UK Stock Market Today: FTSE 100 Slips As BP, Shell And AstraZeneca Drag London Shares Lower

May 2, 2026
UK Stock Market Today: FTSE 100 Slips As BP, Shell And AstraZeneca Drag London Shares Lower

London, May 2, 2026, 18:03 BST

FTSE 100 slipped 0.1% to finish at 10,363.93 on Friday, chalking up its third consecutive weekly drop as London heads into a long weekend. The UK’s blue- chip index took a hit mostly from energy stocks and AstraZeneca. Over in the mid-caps, the FTSE 250 managed a 0.3% gain.

London’s market direction isn’t just about corporate results anymore. Investors are juggling Middle East tensions, choppy oil, and a Bank of England that kept rates steady but dodged the tough calls on inflation. The FTSE 100 jumped 1.6% Thursday, Rolls-Royce and Glencore out front, but that bounce couldn’t turn the week around.

No clear direction for the week. FTSE 100 started off lower Monday, then managed a modest uptick Tuesday, according to Investing.com data. Wednesday saw a 1.16% slide, followed by a 1.62% pop Thursday. Friday, the index edged down 0.14%. The close, barely changed from April 24’s 10,379.08 mark, still left the index negative for the week.

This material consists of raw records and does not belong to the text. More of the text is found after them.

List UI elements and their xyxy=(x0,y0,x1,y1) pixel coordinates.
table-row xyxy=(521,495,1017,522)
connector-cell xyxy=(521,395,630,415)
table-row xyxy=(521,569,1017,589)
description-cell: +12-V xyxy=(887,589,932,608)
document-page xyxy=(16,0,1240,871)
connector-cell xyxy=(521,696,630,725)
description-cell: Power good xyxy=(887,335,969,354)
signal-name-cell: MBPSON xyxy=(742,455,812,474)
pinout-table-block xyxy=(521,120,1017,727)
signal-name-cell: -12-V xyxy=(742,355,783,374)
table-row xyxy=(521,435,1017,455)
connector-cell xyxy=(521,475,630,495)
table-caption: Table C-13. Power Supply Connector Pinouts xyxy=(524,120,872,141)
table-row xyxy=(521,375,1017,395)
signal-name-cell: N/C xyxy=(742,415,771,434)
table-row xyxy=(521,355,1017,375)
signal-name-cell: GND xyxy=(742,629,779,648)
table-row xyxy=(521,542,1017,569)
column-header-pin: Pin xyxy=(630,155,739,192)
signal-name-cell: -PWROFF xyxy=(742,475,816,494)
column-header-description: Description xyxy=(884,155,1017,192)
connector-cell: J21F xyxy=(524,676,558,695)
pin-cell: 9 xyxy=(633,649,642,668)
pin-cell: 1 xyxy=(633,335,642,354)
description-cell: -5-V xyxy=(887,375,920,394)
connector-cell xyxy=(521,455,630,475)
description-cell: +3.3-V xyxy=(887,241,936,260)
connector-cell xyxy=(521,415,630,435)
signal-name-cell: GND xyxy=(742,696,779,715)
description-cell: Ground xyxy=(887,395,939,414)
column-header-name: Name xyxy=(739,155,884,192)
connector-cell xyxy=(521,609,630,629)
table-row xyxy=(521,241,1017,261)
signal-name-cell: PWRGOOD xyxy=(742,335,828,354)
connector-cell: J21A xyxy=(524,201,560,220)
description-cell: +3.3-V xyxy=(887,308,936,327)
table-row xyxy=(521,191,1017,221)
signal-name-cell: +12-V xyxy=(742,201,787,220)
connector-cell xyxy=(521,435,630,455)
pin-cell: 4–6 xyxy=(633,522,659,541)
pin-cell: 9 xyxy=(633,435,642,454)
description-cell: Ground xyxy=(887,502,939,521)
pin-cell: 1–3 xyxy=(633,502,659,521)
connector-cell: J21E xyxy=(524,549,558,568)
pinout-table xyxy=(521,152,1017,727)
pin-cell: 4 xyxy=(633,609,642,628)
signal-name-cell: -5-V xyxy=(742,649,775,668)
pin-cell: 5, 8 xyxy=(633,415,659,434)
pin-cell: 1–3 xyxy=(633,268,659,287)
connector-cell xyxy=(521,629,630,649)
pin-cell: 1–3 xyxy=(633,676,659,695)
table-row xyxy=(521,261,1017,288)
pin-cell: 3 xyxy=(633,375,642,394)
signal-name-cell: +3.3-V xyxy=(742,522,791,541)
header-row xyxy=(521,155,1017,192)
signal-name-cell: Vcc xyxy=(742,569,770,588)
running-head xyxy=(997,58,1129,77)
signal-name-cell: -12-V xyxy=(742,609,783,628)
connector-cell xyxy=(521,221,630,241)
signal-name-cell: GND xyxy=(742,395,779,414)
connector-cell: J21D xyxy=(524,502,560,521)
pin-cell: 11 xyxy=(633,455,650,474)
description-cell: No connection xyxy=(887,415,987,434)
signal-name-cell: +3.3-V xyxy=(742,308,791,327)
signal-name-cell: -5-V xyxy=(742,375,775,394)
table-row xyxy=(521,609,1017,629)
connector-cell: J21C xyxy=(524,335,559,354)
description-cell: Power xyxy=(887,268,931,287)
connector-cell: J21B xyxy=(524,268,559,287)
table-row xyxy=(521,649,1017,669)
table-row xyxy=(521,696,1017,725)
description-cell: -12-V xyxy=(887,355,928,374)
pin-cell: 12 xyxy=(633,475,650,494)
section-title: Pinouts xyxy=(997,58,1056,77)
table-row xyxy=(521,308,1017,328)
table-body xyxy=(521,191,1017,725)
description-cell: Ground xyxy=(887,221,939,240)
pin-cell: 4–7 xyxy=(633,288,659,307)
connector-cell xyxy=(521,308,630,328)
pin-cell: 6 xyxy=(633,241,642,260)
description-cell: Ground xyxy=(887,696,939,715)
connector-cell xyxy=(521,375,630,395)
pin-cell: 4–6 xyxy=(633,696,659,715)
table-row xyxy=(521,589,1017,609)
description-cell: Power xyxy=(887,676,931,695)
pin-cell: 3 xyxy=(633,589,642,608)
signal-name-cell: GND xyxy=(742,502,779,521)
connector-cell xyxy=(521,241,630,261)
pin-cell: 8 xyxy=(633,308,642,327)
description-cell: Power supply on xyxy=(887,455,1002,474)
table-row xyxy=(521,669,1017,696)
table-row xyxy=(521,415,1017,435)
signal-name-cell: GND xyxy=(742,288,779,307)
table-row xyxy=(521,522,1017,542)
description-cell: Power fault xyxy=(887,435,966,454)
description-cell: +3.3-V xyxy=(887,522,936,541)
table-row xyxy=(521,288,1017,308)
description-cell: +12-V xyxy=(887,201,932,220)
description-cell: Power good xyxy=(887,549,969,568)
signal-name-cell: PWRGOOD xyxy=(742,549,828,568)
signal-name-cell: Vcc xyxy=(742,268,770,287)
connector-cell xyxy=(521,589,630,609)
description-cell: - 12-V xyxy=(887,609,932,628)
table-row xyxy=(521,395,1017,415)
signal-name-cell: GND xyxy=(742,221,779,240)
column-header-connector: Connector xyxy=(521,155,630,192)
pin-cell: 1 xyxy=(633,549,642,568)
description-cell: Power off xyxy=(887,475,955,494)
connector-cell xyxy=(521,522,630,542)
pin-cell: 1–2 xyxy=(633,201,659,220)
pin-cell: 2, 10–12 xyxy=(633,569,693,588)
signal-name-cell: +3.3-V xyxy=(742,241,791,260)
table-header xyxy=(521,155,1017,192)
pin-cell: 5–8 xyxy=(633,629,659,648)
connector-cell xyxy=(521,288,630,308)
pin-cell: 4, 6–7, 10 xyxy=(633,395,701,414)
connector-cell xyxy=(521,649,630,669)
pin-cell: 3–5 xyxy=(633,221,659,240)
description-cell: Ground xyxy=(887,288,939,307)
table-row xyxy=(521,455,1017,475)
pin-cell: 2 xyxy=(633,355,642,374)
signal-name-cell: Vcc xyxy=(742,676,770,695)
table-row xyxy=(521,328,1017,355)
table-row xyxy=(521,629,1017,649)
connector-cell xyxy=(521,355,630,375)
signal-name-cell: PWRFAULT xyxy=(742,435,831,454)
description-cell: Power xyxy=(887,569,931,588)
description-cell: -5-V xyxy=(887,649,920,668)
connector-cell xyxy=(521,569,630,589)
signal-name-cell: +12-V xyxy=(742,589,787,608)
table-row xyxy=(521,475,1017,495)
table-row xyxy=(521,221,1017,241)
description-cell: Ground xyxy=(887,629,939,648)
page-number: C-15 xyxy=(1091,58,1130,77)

Friday’s drop didn’t tell the whole story. According to AJ Bell’s market report, the FTSE 100 bounced back from an intraday bottom of 10,294.20. Brent crude for June slipped to $108.86 per barrel—down from $114.38 at Thursday’s London close—as traders weighed word of a new Iranian peace offer. On the week, the FTSE 100 closed off 0.1%, the FTSE 250 was down 0.2%, and the AIM All-Share inched up 0.2%, AJ Bell said.

AstraZeneca slipped after its camizestrant breast cancer therapy ran into trouble with a U.S. Food and Drug Administration advisory panel, which voted 6-3 against the experimental drug. The sticking point: trial design, not concerns about safety or efficacy, according to Reuters. JPMorgan shrugged it off as a “minor negative.” Leerink, for its part, noted the decision still “left the door open” for other camizestrant programs. Reuters

AstraZeneca noted the FDA isn’t obligated to follow the committee’s recommendation and said it will keep engaging with the agency. Susan Galbraith, executive vice president for oncology haematology R&D, called the result a “mixed outcome” and said AstraZeneca is disappointed, but added the company stands by the combination’s clinical benefit. AstraZeneca

NatWest dragged on the market after reporting a 12% jump in first-quarter operating profit before tax, landing at 2 billion pounds. The bank raised its full-year income guidance to the upper end of its 17.2 billion to 17.6 billion pound range. Still, a 283 million pound impairment charge—nearly half of it, 140 million pounds, blamed on gloomier economic projections tied to the Middle East war—caught attention. Shares slipped as traders zeroed in on the softer UK outlook and non-interest income falling short of analyst estimates.

NatWest’s Paul Thwaite said the bank kicked off 2026 on a solid footing, but he flagged a tougher backdrop. “Market conditions are uncertain,” the company stated in its outlook. NatWest will tweak its internal forecasts as the economy shifts. NatWest Group

Oil prices offered little support to London’s FTSE 100, despite the index’s sizable energy holdings. BP shares came under pressure after Bloomberg News, via Reuters, reported the company is considering selling part or all of its UK North Sea assets—a review that might fetch around 2 billion pounds if it leads to a full exit. BP declined to comment, Reuters said. The North Sea has already seen Chevron, Shell and TotalEnergies shed assets or overhaul their portfolios.

Pockets of strength stood out. Pearson climbed following its first-quarter sales update, while Unilever reached a one-month peak. Rolls-Royce advanced again, sticking with its profit guidance. According to Hargreaves Lansdown’s ShareCast feed, DCC, Entain and ICG also ranked among the FTSE 100’s top performers—underscoring that losses weren’t sweeping across the board.

Oil’s drop on Friday might not last. The Bank of England kept rates steady at 3.75% and outlined potential Iran-war fallout that could force a sharp rate hike. David Rees at Schroders flagged that an energy crunch could push food prices higher, but with some delay. J.P. Morgan Private Bank’s Madison Faller pointed out that markets seem more focused on inflation risks than the threat to growth.

Sentiment picked up beyond the UK. According to Reuters, both the S&P 500 and Nasdaq notched all-time closing highs on Friday, lifted by solid earnings and falling oil prices. Global equities had already posted their strongest monthly advance since 2020 in April. Back in London, though, trading wrapped up with a more selective tone—just a handful of big names moved the needle.